Glastonbury Bans Sale Of Native American Headdresses For Its 2015 Event, After An Online Petition
Music festivals are known for straddling the line between what's socially "acceptable" and what's not. We've all heard of the craziness that is Coachella and Bonnaroo; I think everyone has that friend who goes one year on a whim, and comes back telling everyone that they, "like, didn't shower for four days, but oh, my God, Kanye was amazing." But for the music scene on the other side of the pond, Glastonbury is the biggest festival around. It's muddy, messy, and just about as filled with controversy as any other festival. So when Daniel Roud started a petition online to ban the sale of a potentially offensive item, no one could be that surprised. But then something surprising happened — with only 65 signatures on the petition, Glastonbury officially banned the sale of the "Indian headdresses" for its 2015 event.
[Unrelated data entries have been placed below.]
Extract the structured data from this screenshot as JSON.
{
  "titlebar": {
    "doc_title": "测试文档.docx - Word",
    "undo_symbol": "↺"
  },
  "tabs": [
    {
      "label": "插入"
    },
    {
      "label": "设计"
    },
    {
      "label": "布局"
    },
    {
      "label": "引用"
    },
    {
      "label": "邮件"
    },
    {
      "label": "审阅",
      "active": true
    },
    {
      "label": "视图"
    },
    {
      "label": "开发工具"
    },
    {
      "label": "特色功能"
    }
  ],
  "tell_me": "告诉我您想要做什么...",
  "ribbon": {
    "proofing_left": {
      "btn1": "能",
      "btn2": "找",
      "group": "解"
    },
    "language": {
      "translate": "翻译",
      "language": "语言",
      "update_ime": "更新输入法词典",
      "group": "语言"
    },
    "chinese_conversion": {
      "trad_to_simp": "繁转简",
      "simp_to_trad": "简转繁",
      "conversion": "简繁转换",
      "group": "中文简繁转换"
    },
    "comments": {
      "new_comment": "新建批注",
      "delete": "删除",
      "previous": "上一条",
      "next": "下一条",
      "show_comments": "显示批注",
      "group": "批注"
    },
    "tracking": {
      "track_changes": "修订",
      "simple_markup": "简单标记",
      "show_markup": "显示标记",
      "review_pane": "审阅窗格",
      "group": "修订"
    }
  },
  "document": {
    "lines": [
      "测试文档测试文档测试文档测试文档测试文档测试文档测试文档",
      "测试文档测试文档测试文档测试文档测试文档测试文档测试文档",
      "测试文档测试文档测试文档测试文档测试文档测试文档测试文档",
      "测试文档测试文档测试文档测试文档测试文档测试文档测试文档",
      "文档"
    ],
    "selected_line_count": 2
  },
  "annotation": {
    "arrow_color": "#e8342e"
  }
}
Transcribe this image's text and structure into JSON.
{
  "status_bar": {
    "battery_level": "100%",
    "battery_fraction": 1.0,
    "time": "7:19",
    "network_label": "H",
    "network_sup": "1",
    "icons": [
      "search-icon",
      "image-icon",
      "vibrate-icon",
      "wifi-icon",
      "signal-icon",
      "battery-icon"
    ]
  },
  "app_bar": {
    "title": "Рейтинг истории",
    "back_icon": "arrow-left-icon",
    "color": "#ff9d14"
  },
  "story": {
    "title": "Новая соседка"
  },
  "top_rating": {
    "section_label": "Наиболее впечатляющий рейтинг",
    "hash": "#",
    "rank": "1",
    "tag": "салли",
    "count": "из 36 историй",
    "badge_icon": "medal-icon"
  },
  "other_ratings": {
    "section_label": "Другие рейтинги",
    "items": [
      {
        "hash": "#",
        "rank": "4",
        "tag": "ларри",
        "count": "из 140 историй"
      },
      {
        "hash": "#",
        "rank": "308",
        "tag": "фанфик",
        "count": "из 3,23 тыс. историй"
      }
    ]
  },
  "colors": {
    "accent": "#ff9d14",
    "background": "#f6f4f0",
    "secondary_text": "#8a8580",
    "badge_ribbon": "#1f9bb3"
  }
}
While Roud, who initiated the petition, also called for Glastonbury to issue an official statement on the matter to raise awareness of the sacred nature of the headdresses, those in charge of the music festival simply updated the official list of banned items recently. Other items that are not allowed to be sold in the vendors market at the festival include cigarettes, candle flares, and flags. However, Roud told the Guardian that he still considers the change in policy to be a victory.
“Our petition, small in numbers but passionate in support, pushed this issue right up to Emily Eavis, and she listened,” Roud said.
Eavis, the co-organizer of Glastonbury, has yet to issue any statement on the matter herself, but her swift and appropriate response to the issue is still something to be admired, and certainly something other organizations and brands can learn from. Urban Outfitters, are you taking notes?
UO has found itself in hot water multiple times now for selling offensive Native American–themed items — oh, and also other just generally offensive pieces; I think we all remember the whole Kent State sweatshirt debacle. Maybe American retailers should follow in Glastonbury's footsteps listen to their customers/the general public about what's offensive and what's not.
While sometimes the potential of an item to offend may be obvious (really, though, who thought the sweatshirt was a good idea?), often times items appear so often in pop culture that we forget that there are cultural and spiritual meanings to them. I mean, Pharrell wore a feathered headdress once too, right?
So while they may not be issuing an official statement or, for that matter, making this change into a soapbox to proclaim that they are more socially/culturally sensitive than other organizations, Glastonbury did something very right here. Hopefully other organizations and brands will take note and follow in their footsteps.